PGE GKS Bełchatów w trudnej sytuacji. "Jesteśmy na samym dnie i w tym upatrujemy szansy"
Choć w grupie spadkowej jeszcze wszystko może się zdarzyć, PGE GKS Bełchatów jest w najtrudniejszej sytuacji po przegranej z Podbeskidziem Bielsko-Biała.
Dominika Pawlik
PGE GKS Bełchatów mierzył się w sobotę z drużyną, która od trzech miesięcy nie wywalczyła trzech punktów na wyjeździe i która od dwóch miesięcy nie odniosła zwycięstwa. Szanse zdawały się być wyrównane, ale już pierwsze minuty pozbawiły złudzeń kibiców i samych piłkarzy beniaminka.
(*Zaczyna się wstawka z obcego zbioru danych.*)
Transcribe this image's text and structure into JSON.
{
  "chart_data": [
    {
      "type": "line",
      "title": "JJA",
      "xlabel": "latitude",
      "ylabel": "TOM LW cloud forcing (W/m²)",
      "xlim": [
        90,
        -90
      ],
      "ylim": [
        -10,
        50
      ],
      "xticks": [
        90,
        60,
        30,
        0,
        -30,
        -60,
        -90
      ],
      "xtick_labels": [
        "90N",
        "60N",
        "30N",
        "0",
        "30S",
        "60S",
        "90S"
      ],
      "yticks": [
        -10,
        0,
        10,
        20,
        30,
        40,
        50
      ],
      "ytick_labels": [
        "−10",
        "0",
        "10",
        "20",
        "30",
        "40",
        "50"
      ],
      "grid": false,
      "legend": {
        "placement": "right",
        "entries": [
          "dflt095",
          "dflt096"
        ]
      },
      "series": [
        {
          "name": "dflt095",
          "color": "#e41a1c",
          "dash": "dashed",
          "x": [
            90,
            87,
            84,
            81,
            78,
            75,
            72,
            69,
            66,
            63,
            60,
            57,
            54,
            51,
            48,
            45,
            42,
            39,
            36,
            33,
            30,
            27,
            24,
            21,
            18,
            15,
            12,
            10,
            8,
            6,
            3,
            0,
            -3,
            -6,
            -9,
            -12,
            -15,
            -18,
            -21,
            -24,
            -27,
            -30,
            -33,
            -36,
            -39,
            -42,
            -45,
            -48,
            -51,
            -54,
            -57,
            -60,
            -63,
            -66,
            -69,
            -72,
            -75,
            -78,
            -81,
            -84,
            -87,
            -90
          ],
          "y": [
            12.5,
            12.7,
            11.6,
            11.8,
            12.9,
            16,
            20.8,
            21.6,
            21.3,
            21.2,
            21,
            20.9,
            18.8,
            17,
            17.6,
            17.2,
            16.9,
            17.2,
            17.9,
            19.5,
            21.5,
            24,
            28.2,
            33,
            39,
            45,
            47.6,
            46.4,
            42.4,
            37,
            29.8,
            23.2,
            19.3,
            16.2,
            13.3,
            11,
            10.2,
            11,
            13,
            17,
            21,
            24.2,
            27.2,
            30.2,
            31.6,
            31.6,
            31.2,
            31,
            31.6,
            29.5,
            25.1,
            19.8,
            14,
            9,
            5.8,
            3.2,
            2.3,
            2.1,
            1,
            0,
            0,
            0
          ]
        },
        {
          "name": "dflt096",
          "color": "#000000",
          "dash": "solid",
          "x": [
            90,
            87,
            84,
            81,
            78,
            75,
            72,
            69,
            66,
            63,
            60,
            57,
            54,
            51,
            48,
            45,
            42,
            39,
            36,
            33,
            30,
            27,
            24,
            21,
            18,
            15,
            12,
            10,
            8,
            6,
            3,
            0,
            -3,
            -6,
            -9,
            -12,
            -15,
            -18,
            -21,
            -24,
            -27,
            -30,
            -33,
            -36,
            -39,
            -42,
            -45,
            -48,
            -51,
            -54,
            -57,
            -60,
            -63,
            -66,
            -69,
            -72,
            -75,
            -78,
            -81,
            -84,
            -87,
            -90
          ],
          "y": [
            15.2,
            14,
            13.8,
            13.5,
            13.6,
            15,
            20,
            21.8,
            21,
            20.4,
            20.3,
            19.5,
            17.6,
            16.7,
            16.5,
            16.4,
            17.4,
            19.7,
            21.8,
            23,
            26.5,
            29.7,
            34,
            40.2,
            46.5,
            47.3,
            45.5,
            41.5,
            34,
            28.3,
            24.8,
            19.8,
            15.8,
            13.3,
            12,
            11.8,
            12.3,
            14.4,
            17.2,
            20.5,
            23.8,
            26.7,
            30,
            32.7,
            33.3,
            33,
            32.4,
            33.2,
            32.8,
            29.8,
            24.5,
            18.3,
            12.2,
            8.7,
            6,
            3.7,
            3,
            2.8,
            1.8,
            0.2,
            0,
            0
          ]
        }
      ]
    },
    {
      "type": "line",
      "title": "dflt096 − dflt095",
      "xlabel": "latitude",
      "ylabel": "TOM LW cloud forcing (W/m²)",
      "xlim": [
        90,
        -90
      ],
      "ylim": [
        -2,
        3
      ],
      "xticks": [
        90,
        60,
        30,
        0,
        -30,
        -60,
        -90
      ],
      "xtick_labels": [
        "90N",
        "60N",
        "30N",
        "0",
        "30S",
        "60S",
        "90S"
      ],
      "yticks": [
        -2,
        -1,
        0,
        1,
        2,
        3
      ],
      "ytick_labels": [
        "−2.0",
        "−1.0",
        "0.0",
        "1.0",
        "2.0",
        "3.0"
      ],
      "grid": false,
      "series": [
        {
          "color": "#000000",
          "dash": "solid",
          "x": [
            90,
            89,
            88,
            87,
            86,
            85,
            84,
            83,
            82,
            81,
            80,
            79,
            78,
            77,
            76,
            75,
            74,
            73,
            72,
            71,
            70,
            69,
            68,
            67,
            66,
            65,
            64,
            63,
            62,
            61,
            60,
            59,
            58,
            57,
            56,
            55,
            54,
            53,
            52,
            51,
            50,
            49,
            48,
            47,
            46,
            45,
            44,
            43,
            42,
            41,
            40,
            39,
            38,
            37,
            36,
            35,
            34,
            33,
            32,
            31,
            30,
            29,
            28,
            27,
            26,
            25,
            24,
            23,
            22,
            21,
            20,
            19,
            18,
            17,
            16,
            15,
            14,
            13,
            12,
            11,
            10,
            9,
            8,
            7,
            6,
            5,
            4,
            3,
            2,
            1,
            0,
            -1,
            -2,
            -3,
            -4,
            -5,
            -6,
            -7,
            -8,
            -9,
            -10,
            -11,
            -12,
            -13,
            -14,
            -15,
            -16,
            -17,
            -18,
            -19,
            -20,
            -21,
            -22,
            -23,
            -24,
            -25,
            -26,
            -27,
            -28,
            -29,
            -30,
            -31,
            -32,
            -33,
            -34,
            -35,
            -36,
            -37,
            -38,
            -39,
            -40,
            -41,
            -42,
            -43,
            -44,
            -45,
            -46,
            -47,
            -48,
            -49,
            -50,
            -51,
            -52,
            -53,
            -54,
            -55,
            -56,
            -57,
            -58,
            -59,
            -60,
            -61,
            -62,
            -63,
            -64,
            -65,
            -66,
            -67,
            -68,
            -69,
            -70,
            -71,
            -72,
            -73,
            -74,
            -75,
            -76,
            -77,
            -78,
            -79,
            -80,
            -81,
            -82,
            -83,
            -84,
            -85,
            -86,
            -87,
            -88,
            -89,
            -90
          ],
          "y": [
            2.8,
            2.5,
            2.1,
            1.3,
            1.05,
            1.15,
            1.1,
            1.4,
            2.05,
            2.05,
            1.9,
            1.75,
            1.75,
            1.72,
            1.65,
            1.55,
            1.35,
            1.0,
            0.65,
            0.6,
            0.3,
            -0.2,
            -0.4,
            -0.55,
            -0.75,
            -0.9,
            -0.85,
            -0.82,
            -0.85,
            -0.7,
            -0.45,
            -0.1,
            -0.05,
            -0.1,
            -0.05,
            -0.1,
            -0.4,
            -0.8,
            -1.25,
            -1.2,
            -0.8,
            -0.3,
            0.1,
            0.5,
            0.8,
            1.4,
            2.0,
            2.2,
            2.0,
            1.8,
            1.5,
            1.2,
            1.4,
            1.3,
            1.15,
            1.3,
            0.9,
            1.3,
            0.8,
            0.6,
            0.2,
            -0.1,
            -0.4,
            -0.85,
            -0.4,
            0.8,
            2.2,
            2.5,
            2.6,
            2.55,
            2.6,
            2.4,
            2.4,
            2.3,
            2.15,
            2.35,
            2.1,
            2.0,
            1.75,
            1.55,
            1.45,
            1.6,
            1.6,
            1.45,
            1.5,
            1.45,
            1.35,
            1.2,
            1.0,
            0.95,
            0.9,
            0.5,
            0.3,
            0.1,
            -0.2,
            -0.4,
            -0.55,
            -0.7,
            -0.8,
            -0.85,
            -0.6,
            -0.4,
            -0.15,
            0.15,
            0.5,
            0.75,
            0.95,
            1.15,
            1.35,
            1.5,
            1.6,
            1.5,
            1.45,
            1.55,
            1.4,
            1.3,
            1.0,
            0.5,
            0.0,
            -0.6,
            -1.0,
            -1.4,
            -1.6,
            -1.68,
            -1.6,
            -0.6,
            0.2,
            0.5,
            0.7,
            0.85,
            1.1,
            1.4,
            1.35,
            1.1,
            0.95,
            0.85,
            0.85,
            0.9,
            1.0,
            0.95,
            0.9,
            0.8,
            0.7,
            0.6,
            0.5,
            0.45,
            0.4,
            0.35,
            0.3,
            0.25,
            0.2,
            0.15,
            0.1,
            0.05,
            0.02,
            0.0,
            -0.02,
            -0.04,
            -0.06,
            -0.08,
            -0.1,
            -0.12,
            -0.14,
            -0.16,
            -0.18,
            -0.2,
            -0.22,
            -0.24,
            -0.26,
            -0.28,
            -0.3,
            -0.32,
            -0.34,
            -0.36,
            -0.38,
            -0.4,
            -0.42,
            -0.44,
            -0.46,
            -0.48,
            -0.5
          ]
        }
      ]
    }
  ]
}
Sam mecz z Podbeskidziem nie stał na wysokim poziomie, głównie ze względu na postawę gospodarzy. Ostatecznie Górale strzelili dwie bramki i dobra gra w defensywie uchroniła ich od straty bramki. - Byliśmy zespołem słabszym, nie byliśmy wystarczająco skuteczni nawet w prostych sytuacjach. Popełnialiśmy zbyt dużo błędów, mieliśmy dużo strat, złych przyjęć. Przy takiej ilości błędów indywidualnych, ciężko mówić o zrealizowaniu taktyki. Nic nam nie wychodziło. Dostaliśmy srogą lekcję i musimy zrobić wszystko, żeby nie było tego samego w Gliwicach - zakończył Marek Zub.